Núcleo de Pesquisa em Tuberculose, Departamento de Bioquímica e Imunologia, Universidade de São Paulo, São Paulo, Brazil.
PLoS One. 2010 Jan 15;5(1):e8721. doi: 10.1371/journal.pone.0008721.
We have previously explored a therapeutic strategy for specifically targeting the profibrotic activity of IL-13 during experimental pulmonary fibrosis using a fusion protein comprised of human IL-13 and a mutated form of Pseudomonas aeruginosa exotoxin A (IL13-PE) and observed that the intranasal delivery of IL13-PE reduced bleomycin-induced pulmonary fibrosis through its elimination of IL-13-responsive cells in the lung. The aim of the present study was to determine whether the presence of an immune response to P. aeruginosa and/or its exotoxin A (PE) would diminish the anti-fibrotic properties of IL13-PE.
METHODOLOGY/PRINCIPAL FINDINGS: Fourteen days after P. aeruginosa infection, C57BL/6 mice were injected with bleomycin via the intratracheal route. Other groups of mice received 4 doses of saline or IL13-PE by either intranasal or intraperitoneal application, and were challenged i.t. with bleomycin 28 days later. At day 21 after bleomycin, all mice received either saline vehicle or IL13-PE by the intranasal route and histopatological analyses of whole lung samples were performed at day 28 after bleomycin. Intrapulmonary P. aeruginosa infection promoted a neutralizing IgG2A and IgA antibody response in BALF and serum. Surprisingly, histological analysis showed that a prior P. aeruginosa infection attenuated the development of bleomycin-induced pulmonary fibrosis, which was modestly further attenuated by the intranasal administration of IL13-PE. Although prior intranasal administration of IL13-PE failed to elicit an antibody response, the systemic administration of IL13-PE induced a strong neutralizing antibody response.

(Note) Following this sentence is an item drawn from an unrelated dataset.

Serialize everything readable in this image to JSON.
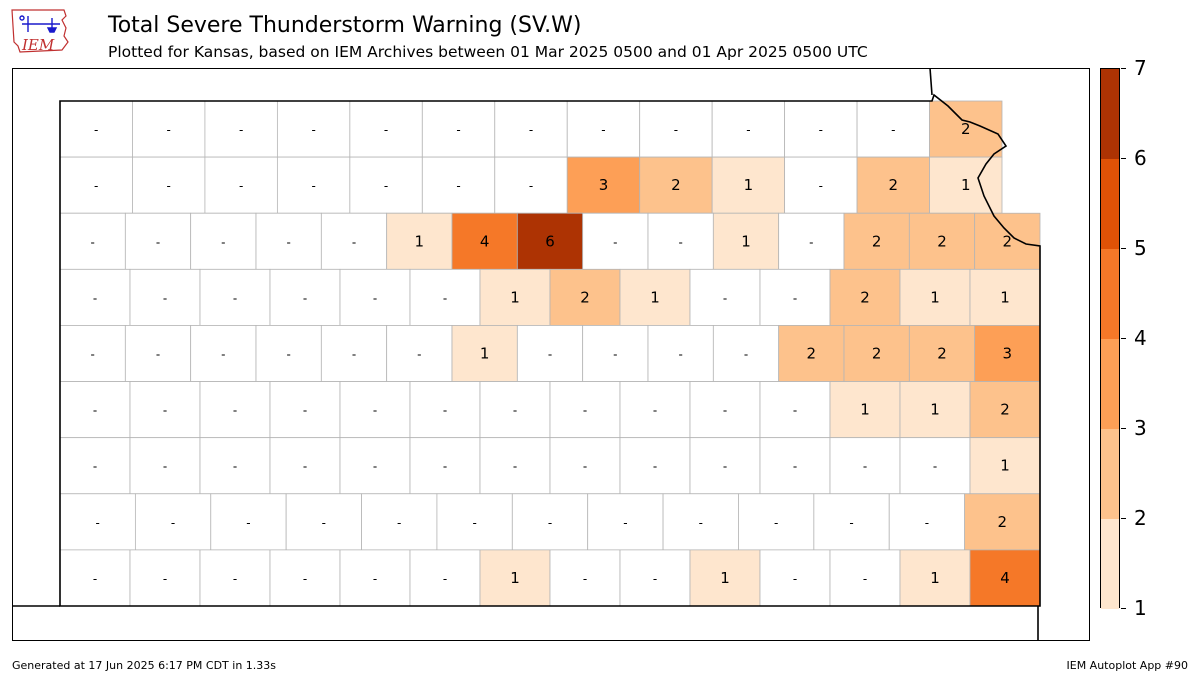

However, the prior systemic sensitization of mice with IL13-PE did not inhibit the anti-fibrotic effect of IL13-PE in fibrotic mice.
Thus, IL13-PE therapy in pulmonary fibrosis works regardless of the presence of a humoral immune response to Pseudomonas exotoxin A. Interestingly, a prior infection with P. aeruginosa markedly attenuated the pulmonary fibrotic response suggesting that the immune elicitation by this pathogen exerts anti-fibrotic effects.
我们之前探索了一种治疗策略,即通过包含人白细胞介素 13(IL-13)和突变型铜绿假单胞菌外毒素 A(PE)的融合蛋白来专门针对实验性肺纤维化中的 IL-13 的促纤维化活性,观察到鼻内给予 IL13-PE 通过消除肺中对 IL-13 有反应的细胞,减少博莱霉素诱导的肺纤维化。本研究的目的是确定铜绿假单胞菌及其外毒素 A(PE)的存在是否会降低 IL13-PE 的抗纤维化特性。
方法/主要发现:在铜绿假单胞菌感染后 14 天,通过气管内途径向 C57BL/6 小鼠注射博莱霉素。其他组的小鼠通过鼻内或腹腔内应用接受 4 次生理盐水或 IL13-PE 治疗,并在 28 天后用博莱霉素 i.t. 进行挑战。在博莱霉素后 21 天,所有小鼠均通过鼻内途径接受生理盐水或 IL13-PE,在博莱霉素后 28 天进行全肺样本的组织病理学分析。肺内铜绿假单胞菌感染促进 BALF 和血清中中和 IgG2A 和 IgA 抗体反应。令人惊讶的是,组织学分析表明,先前的铜绿假单胞菌感染减弱了博莱霉素诱导的肺纤维化的发展,而鼻内给予 IL13-PE 则适度进一步减弱了这种发展。尽管先前鼻内给予 IL13-PE 未能引起抗体反应,但系统给予 IL13-PE 引起了强烈的中和抗体反应。然而,先前用 IL13-PE 对小鼠进行全身致敏并没有抑制 IL13-PE 在纤维化小鼠中的抗纤维化作用。
因此,IL13-PE 治疗肺纤维化与针对铜绿假单胞菌外毒素 A 的体液免疫反应的存在无关。有趣的是,先前感染铜绿假单胞菌显着减弱了肺纤维化反应,表明该病原体的免疫引发具有抗纤维化作用。